İnsan vücudundaki milyarlarca hücreden bir tanesi genetik bazda bir bozulmaya uğrar ve kontrol edilmez bir şekilde çoğalmaya başlar. İşte bu kontrolsüz çoğalan hücreler sağlıklı hücrelerin oksijenini ve besinini tüketerek onlara yaşama alanı bırakmazlar ve hücrelerin ölmesine neden olurlar. İşte bu durum kanser olarak adlandırılan hastalıktır. Dünyada görülme sıklığı en  hızla artan hastalıklardan olan kanser ciddi bir sağlık problemidir. 

Nisan ayının ilk haftası (1-7 Nisan) Kanser Haftası ve bu haftada kanserle ilişkili bilinçlendirme çalışmaları yapılıyor. Kanserde bilinçlenme çok önemli çünkü pek çok kanser türünün ortaya çıkmasında sigaranın önemli bir etmen olduğu ortaya konulmuş durumda. Bunun dışında güneşin cilt kanserleri ile ilişkisi kuruldu. Bazı kimyasalların neden olduğu kanserler tanımlandı. Radyasyonun kansere neden olduğu ise uzun yıllardır biliniyor. Ayrıca vücutta sürekli devam eden yangı reaksiyonlarının da kansere zemin hazırladığı ortaya konuldu. 

Kanserle ilgili bilgilerimiz arttıkça hastalığın tedavisinde çok gelişme kaydedildi. Bununla birlikte kanseri önlemede neler yapılacağı konusunda da çok bilgi birikimi oldu. Vücudumuzda kanserle savaşan moleküller ortaya konuldu. Eksiklikleri kansere neden olan maddelerle ilgili çalışmalar yapıldı. 

Sonuçta bugün biliyoruz ki vücutta yanma reaksiyonları sonucu ortaya çıkan ve oksidan adı verilen moleküller DNA'mıza zarar vererek kansere neden oluyorlar. O nedenle sigaradan uzak durmamız gerektiğini üzerine basa basa söylüyoruz. Aynı şekilde yiyecekler doğrudan ateşle temas ettiğinde oluşan oksidanların zararlı olduğunu biliyoruz. Bunlardan uzak durmak ve vücudu antioksidanlar adı verilen maddelerle korumak alabileceğimiz önlemler arasında. Çörek otu yağı, E vitamini ve E vitamininden zengin ürünler, C vitamini, nar çekirdeği yağı antioksidanlar arasında sayılabilir.

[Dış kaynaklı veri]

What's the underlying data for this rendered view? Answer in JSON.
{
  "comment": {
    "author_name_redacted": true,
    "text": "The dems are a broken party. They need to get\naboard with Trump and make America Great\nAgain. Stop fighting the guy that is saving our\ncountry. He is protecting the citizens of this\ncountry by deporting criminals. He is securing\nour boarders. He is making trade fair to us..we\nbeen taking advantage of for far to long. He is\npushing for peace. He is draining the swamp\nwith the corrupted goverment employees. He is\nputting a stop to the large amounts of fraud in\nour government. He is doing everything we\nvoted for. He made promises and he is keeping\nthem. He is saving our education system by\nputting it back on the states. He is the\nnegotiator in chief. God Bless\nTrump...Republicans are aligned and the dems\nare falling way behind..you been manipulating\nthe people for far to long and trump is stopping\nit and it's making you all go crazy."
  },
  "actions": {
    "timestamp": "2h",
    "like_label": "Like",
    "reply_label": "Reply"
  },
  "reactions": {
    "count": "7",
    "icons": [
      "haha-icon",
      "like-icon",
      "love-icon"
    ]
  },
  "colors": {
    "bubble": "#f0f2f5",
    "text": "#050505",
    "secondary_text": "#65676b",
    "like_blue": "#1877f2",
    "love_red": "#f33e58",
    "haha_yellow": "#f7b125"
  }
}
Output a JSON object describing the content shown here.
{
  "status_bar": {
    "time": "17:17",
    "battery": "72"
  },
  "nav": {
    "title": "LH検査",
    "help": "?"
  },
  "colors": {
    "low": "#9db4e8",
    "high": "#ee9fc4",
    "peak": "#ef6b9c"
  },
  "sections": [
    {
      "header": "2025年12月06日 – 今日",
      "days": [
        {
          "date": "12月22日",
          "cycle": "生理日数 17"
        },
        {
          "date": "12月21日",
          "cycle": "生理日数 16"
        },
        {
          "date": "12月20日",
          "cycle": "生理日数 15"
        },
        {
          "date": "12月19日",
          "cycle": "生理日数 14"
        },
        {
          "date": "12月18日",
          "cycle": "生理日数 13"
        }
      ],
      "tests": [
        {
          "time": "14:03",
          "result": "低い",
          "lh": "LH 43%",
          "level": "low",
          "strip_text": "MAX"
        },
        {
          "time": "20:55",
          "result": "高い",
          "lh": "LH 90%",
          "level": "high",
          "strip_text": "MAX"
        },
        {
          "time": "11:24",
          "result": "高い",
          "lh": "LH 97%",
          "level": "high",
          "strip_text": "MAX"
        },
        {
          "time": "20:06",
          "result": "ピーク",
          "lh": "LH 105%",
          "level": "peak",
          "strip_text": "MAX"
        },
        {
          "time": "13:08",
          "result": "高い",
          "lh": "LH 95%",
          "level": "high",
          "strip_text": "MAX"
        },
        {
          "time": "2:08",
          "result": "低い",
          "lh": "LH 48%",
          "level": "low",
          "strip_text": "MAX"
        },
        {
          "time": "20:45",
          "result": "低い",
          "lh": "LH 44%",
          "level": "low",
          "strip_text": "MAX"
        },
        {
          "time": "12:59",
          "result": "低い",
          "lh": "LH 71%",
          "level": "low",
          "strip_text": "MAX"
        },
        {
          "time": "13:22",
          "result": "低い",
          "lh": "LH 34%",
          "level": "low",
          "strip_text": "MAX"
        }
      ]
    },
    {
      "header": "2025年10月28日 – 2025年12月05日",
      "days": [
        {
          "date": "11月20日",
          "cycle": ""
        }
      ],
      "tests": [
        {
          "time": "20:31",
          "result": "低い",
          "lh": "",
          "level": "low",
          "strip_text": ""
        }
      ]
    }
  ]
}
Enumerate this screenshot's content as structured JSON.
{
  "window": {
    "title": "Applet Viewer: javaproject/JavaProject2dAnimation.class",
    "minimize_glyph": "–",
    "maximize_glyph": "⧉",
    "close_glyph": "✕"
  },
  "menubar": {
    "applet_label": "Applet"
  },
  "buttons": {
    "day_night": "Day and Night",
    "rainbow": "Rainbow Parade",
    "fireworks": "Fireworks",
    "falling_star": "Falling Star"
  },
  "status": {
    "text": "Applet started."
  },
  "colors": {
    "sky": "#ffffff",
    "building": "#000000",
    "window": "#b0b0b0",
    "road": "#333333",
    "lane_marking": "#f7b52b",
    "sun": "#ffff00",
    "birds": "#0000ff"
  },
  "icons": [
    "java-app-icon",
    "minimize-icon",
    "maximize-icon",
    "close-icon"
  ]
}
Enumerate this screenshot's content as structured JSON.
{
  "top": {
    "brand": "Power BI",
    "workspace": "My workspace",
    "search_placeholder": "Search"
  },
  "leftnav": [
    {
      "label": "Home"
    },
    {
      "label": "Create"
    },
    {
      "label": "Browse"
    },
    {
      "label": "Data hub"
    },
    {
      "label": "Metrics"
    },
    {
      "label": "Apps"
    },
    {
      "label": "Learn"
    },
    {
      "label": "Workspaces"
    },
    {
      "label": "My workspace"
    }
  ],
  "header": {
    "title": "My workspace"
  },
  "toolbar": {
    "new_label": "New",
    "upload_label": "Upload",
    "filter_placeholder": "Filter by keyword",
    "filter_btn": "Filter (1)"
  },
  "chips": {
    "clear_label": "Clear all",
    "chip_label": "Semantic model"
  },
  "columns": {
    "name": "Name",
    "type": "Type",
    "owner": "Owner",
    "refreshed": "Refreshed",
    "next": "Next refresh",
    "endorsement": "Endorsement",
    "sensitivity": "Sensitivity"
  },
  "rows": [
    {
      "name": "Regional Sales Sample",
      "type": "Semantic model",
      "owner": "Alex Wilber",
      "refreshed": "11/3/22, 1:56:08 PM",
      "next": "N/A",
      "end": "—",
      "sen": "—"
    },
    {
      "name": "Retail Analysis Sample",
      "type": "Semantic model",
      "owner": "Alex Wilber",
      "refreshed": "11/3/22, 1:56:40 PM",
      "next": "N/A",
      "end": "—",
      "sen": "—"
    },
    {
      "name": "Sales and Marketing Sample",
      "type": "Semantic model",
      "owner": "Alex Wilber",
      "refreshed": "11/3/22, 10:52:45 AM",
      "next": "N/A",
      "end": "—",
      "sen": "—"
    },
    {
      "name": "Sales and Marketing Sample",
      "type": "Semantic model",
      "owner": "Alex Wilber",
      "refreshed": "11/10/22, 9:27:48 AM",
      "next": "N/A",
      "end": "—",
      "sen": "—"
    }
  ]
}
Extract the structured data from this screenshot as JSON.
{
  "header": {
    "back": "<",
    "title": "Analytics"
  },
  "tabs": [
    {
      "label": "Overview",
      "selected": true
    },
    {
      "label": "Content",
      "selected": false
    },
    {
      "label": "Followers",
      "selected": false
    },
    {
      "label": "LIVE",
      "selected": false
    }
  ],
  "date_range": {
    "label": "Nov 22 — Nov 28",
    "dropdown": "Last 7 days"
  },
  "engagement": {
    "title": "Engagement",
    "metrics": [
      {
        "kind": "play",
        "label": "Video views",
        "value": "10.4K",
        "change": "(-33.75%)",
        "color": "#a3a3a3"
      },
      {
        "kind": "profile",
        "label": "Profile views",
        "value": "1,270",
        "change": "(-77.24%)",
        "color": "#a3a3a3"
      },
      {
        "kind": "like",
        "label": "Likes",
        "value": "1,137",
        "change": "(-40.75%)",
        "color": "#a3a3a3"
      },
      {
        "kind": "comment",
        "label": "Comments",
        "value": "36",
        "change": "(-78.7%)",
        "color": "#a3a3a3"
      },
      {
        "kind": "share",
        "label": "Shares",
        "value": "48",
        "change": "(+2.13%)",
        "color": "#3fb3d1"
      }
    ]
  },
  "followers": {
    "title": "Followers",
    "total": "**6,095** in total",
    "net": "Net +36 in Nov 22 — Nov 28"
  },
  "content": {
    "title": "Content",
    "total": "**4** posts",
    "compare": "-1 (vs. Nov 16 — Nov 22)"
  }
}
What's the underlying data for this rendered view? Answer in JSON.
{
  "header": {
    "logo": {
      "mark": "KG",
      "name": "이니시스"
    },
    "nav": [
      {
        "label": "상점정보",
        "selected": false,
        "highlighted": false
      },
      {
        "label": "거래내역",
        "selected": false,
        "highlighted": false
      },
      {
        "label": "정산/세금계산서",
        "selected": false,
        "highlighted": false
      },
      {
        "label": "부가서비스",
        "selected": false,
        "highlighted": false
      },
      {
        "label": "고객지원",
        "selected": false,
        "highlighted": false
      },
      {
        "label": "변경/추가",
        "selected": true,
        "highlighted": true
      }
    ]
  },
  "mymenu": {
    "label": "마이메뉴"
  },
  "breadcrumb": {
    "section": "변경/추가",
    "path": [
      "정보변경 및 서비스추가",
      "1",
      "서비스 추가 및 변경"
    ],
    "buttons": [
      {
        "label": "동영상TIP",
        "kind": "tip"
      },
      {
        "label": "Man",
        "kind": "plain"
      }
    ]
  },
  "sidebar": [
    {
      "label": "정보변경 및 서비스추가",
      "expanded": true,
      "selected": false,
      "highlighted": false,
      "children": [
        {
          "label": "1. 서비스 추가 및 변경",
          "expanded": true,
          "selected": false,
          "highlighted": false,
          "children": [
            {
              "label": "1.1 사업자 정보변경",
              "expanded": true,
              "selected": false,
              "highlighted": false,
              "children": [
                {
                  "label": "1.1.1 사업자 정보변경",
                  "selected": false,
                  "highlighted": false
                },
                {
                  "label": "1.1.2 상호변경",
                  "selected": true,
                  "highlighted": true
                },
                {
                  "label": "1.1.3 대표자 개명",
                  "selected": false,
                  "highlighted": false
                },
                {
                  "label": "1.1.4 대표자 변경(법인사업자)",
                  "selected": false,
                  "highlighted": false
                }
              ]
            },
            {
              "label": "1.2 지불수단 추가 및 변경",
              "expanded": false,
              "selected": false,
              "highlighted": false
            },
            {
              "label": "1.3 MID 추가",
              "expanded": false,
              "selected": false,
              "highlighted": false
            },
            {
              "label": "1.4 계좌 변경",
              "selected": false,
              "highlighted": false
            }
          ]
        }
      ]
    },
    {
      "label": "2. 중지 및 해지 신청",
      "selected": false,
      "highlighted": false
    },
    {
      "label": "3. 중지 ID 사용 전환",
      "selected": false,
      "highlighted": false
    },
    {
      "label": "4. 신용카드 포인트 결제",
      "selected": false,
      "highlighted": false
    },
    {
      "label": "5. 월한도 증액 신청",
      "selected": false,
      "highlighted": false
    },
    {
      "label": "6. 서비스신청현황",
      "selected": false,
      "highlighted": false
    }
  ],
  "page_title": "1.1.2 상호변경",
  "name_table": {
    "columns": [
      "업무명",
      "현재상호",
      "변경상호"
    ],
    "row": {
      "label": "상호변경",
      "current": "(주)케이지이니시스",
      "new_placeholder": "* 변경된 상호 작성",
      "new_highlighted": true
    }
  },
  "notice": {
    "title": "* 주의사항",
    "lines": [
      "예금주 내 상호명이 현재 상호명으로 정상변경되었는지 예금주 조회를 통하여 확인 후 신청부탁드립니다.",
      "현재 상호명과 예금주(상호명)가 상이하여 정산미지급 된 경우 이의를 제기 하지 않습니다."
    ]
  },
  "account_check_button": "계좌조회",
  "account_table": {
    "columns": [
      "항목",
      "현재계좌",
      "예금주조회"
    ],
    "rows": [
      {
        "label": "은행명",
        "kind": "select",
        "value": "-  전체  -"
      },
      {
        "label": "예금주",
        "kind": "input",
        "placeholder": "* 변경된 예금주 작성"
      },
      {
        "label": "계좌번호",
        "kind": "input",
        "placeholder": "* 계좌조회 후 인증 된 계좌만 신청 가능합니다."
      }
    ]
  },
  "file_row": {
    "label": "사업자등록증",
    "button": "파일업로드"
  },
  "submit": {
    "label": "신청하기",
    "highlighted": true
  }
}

Diğer taraftan özellikle de güneş ışınlarının dik geldiği zamanlarda korumasız güneşe çıkmanın kansere neden olduğunu biliyoruz.  Bu nedenle bu zamanlarda güneşe çıkmamak ya da korumayı ihmal etmemek gerekli. Aynı şekilde radyasyon yayan cihazlardan uzakta durmak da önleyici tedbirler içerisinde sayılıyor.

Sağlıklı bir beslenme ve hareketli bir yaşam da kansere karşı korunmada önemli. Sağlıklı beslenme derken vitamin, mineral, prebiyotik ve probiyotiklerden zengin ve dengeli bir beslenme. Protein, karbonhidrat ve yağın dengeli alındığı; yağların doymamış yağlar olduğu ve karbonhidratların kompleks karbonhidratlardan seçildiği beslenme tarzını tercih etmek gerekli. 

Hepsinin ötesinde de her gün karşı karşıya kaldığımız stresli durumlarla başa çıkmayı öğrenmek, hayata olumlu bakmak ve gülümsemek en önemli koruyucu. Zira biliyoruz ki güçlü bir bağışıklık sistemi vücudumuzda kanser hücresi oluşsa da bununla başa çıkmayı başarabilir. 

Hepinize sağlıklı günler dileklerimle...

Kaynak:

Abraham Donald and Andrew T Weil. Integrative Oncology. Oxford University Press. 2014.